For an excellent look at this topic, see the article by Dr. Martin Makary in Medpage Today. He states: “Returning to the discussion of the COVID-19 risk to kids (ages 0 to 12 years) right now, it’s worth aggregating the best available data to date. In reviewing the medical literature and news reports, and in talking to pediatricians across the country, I am not aware of a single healthy child in the U.S. who has died of COVID-19 to date. To investigate further, my research team at Johns Hopkins partnered with FAIR health to study pediatric COVID-19 deaths using approximately half of the nation’s health insurance data. We found that 100% of pediatric COVID-19 deaths were in children with a pre-existing condition, solidifying the case to vaccinate any child with a comorbidity. Given that the risk of a healthy child dying is between zero and infinitesimally rare, it’s understandable that many parents are appropriately asking, why vaccinate healthy kids at all? To those parents, I would say the primary reason to give a healthy child the vaccine may not be to save their life, it’s to prevent the multisystem inflammatory syndrome (MIS-C), which can be painful and have long-term health sequelae. According to the CDC, there have been 4,018 cases of MIS-C after COVID-19 with the average age being 9 years old. A total of 36 children died. Cases of MIS-C were heavily skewed toward minority children (62% were Hispanic/Latino or Black), likely due to the disproportionate rates of childhood obesity and chronic conditions in these populations. This finding again supports COVID-19 vaccination in any child with a medical condition, including being overweight.” (Makary M. 2021)
He also offers this advice to let us know we do have some control over our own fate:
Yet again, we see data pointing to our own personal control of our health outcomes.
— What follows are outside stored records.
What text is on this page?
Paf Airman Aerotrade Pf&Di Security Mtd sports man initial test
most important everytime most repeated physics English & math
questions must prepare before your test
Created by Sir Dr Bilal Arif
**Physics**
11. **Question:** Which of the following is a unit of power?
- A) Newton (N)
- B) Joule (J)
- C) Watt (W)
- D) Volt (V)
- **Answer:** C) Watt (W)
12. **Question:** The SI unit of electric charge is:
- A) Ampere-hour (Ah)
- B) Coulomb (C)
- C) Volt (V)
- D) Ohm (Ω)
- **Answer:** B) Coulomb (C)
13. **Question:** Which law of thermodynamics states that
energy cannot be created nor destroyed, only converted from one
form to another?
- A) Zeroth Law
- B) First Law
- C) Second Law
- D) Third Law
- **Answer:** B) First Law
We can as parents make the following decisions to reduce our risk of MIS-C for our childrenNo matter what has happened in the past, clean up your child’s diet by switching to an Anti inflammatory diet, Whole 30 diet or at the least a no processed whole food diet of predominantly fruits and vegetable matter. A highly processed modern diet is the most important antecedent trigger of dysbiosis and intestinal permeability.
Finally, as I mentioned in a prior post, countries relying on the Chinese are not doing as well battling COVID. There is a resurgence of COIVD in countries like Chile, Brazil, and others which have relied on the Chinese vaccines. More than 90 countries have received the Chinese vaccines. Refer to this link for more:
The article cites the following numbers:
While the Pfizer-BioNTech and Moderna vaccines have efficacy rates of more than 90 per cent, China’s Sinopharm vaccine has an efficacy rate of 78.1 per cent and the Sinovac vaccine has an efficacy rate of 51 per cent.
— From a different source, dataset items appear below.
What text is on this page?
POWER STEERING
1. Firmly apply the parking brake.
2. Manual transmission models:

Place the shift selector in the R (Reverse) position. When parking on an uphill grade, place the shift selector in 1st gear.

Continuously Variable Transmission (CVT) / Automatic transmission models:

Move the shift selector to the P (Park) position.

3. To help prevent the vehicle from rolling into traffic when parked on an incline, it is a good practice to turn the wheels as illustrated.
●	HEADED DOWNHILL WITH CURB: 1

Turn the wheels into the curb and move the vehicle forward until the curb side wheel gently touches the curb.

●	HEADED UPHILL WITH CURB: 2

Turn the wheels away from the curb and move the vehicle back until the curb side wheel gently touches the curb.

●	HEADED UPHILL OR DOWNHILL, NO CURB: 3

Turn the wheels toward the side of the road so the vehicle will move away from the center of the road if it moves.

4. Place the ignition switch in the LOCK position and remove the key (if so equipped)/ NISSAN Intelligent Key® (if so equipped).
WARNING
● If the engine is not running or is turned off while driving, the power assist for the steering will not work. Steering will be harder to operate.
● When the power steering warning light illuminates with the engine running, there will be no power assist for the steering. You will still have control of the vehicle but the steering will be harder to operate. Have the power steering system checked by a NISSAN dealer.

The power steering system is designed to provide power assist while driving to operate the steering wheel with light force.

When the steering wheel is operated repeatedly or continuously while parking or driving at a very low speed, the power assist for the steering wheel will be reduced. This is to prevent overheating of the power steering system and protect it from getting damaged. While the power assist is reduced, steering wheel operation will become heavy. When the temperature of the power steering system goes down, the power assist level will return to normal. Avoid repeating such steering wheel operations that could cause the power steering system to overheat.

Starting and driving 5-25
Israel, which has the second-highest vaccination rate in the world with shots from Pfizer after Seychelles, reports 4.95 new COVID-19 cases per million. On the other hand, Seychelles, which relied mostly on Sinopharm, that number is more than 716 cases per million.
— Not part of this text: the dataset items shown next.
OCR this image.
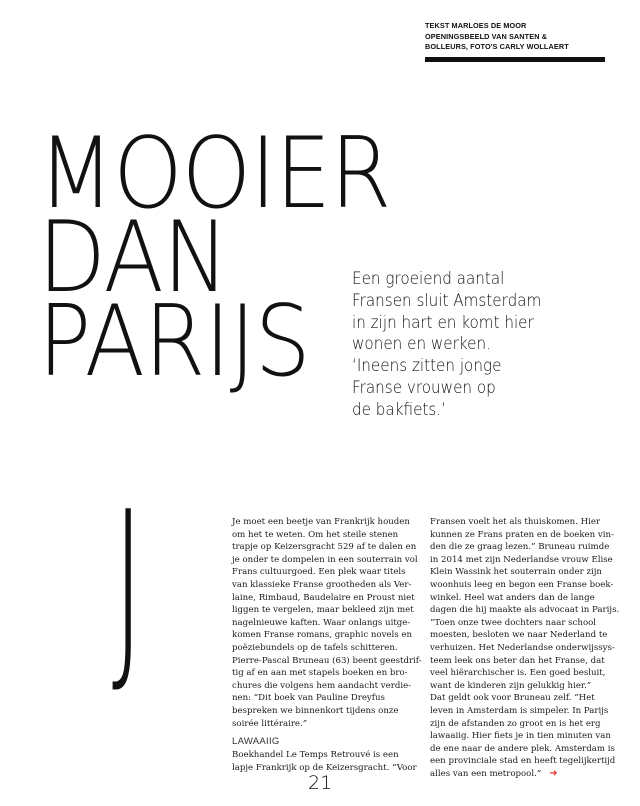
TEKST MARLOES DE MOOR
OPENINGSBEELD VAN SANTEN &
BOLLEURS, FOTO'S CARLY WOLLAERT
MOOIER
DAN
PARIJS
Een groeiend aantal
Fransen sluit Amsterdam
in zijn hart en komt hier
wonen en werken.
‘Ineens zitten jonge
Franse vrouwen op
de bakfiets.’
J	Je moet een beetje van Frankrijk houden
om het te weten. Om het steile stenen
trapje op Keizersgracht 529 af te dalen en
je onder te dompelen in een souterrain vol
Frans cultuurgoed. Een plek waar titels
van klassieke Franse grootheden als Ver-
laine, Rimbaud, Baudelaire en Proust niet
liggen te vergelen, maar bekleed zijn met
nagelnieuwe kaften. Waar onlangs uitge-
komen Franse romans, graphic novels en
poëziebundels op de tafels schitteren.
Pierre-Pascal Bruneau (63) beent geestdrif-
tig af en aan met stapels boeken en bro-
chures die volgens hem aandacht verdie-
nen: “Dit boek van Pauline Dreyfus
bespreken we binnenkort tijdens onze
soirée littéraire.”
LAWAAIIG
Boekhandel Le Temps Retrouvé is een
lapje Frankrijk op de Keizersgracht. “Voor
Fransen voelt het als thuiskomen. Hier
kunnen ze Frans praten en de boeken vin-
den die ze graag lezen.” Bruneau ruimde
in 2014 met zijn Nederlandse vrouw Elise
Klein Wassink het souterrain onder zijn
woonhuis leeg en begon een Franse boek-
winkel. Heel wat anders dan de lange
dagen die hij maakte als advocaat in Parijs.
“Toen onze twee dochters naar school
moesten, besloten we naar Nederland te
verhuizen. Het Nederlandse onderwijssys-
teem leek ons beter dan het Franse, dat
veel hiërarchischer is. Een goed besluit,
want de kinderen zijn gelukkig hier.”
Dat geldt ook voor Bruneau zelf. “Het
leven in Amsterdam is simpeler. In Parijs
zijn de afstanden zo groot en is het erg
lawaaiig. Hier fiets je in tien minuten van
de ene naar de andere plek. Amsterdam is
een provinciale stad en heeft tegelijkertijd
alles van een metropool.” ➜
21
I am somewhat dubious that Pfizer and Moderna are able to achieve 90% rates in a real world application of the vaccine, outside of clinical trials, although they have clearly done an effective job and the rate is likely very high if not actually 90%. I am outright dismissive of the rates that the Chinese claim for their vaccines. They appear to be failures and are likely offering very low protection rates, if any at all. This an unwelcome result and a significant setback for many countries around the world. It likely means COVID will be problematic even longer than we had hoped. The U.S. should fill the void and offer its vaccine to other countries in order to get the rest of the world back on track.